We could also speculate on the function of some of the other capsid proteins. First, the primary sequence of the protein encoded by the TMA_068 gene revealed low but significant homology with the tail sheath proteins of other Myoviridae family of phages having a contractile tail and a linear double-stranded DNA. Although the Myoviridae virion generally contains high copies of the sheath protein, the TMA_68 gene product was not abundant in the SDS-PAGE analysis. The transmission electron microscopic analysis of ϕTMA showed frequent contracted phage particles, which could have caused by osmotic shock during the dialysis following the cesium chloride gradient ultracentrifugation step. Another reason for contraction might be the sensitivity of the phage particles to high concentration of CsCl used for the density gradient centrifugation. It has been shown previously that ϕYS40 is easily inactivated at high salt concentration.21
A similar sensitivity to high salt concentration could be responsible for the contraction of ϕTMA tail, leading to aggregation of the sheath protein. We speculate that the aggregate is resistant to denaturation by the standard SDS/PAGE sample buffer, and is too large to enter the separating gel (see ), which could be a major reason for the observed low abundance of the TMA_068 gene product. Second, the product of the TMA_067 gene could be a tube protein because of its abundance and molecular weight (24 kDa), which is close to the tube proteins of other phages (e.g., 18 kDa and 15.9 kDa for the T4 phage and K phage, respectively). Finally, products of the TMA_073 gene and that of its counterpart YSP_074 gene of ϕYS40 showed partial similarity to the HK97 prohead protease. A strictly conserved pair of serine and histidine residues found in the prohead protease superfamily38
was also conserved in the proteins encoded by the TMA_073 and YSP_074 genes. This gene is located next to the one encoding the phage major head structural protein described above. We, therefore, hypothesize that the TMA_073 protein of ϕTMA (and also the YSP_074 protein of ϕYS40) is the protease involved in the head maturation. In this way, the order of the genes encoding the head protease, major capsid protein tail-related sheath and tube proteins are highly conserved among other Myoviridae (). It is hard to speculate on the function of the TMA_066 protein in ϕTMA virion morphogenesis, because its primary sequence did not share any homology with the sequences of proteins involved in virion morphogenesis that are available in the public database. However, it showed a weak homology (22% amino acid sequence identity) with the putative tube protein encoded by the TMA_067 gene, a probable tube protein-encoding gene (see above). The gp54 protein of T4, whose amino acid sequence shows partial similarity to the tail tube structural protein of T4, is believed to function as a tail tube initiator.39
It is possible that the TMA_066 protein could help in the formation of the tail tube of the thermophilic phage.

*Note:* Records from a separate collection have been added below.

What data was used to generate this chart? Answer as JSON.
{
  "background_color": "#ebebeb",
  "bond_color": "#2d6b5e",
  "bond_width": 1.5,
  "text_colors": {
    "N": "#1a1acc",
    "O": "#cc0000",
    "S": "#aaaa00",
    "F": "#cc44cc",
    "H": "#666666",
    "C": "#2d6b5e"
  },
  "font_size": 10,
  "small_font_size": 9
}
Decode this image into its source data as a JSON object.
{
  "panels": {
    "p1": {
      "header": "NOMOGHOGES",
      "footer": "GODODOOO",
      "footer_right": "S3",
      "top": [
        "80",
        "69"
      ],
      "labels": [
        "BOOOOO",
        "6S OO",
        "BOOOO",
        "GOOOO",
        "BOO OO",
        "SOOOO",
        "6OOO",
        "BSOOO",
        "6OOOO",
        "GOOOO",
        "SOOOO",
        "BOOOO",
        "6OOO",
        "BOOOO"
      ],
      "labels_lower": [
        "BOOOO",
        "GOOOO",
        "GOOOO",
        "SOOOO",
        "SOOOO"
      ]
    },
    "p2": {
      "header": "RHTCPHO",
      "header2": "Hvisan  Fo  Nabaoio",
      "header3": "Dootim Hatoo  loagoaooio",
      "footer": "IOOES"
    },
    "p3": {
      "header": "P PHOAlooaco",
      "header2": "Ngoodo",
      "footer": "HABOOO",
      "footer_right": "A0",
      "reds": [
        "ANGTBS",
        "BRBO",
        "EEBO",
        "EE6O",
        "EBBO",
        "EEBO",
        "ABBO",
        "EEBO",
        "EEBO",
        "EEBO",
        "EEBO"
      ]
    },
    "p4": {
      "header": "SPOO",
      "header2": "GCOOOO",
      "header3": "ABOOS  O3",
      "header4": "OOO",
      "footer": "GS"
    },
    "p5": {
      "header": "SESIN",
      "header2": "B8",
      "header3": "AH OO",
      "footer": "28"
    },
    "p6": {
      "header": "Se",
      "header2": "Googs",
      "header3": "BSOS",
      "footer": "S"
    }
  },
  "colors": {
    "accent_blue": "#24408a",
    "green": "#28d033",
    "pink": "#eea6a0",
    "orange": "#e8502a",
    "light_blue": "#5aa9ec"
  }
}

Gene orders for the capsid proteins of Thermus, Staphylococcus and Escherichia phages
In conclusion, we isolated a thermophilic myovirus, ϕTMA, evolutionarily related to ϕYS40. Their divergence seems to be partly driven by coevolution with the host thermophile that proceeds via interaction between the tail fiber of the phages and the pili of the host cells and involves a mobile element encoding a transposase. The presence of small number of the predicted ORFs suggests a unique simple life cycle for the thermophilic large myoviruses. The unexpectedly large terminal redundancy in their genomes suggests a role in the maintenance of genetic information through circular permutation and also implies novel significance in processes such as in DNA repair. The gene order and processing of the head proteins of these phages resemble those of the mesophilic phages.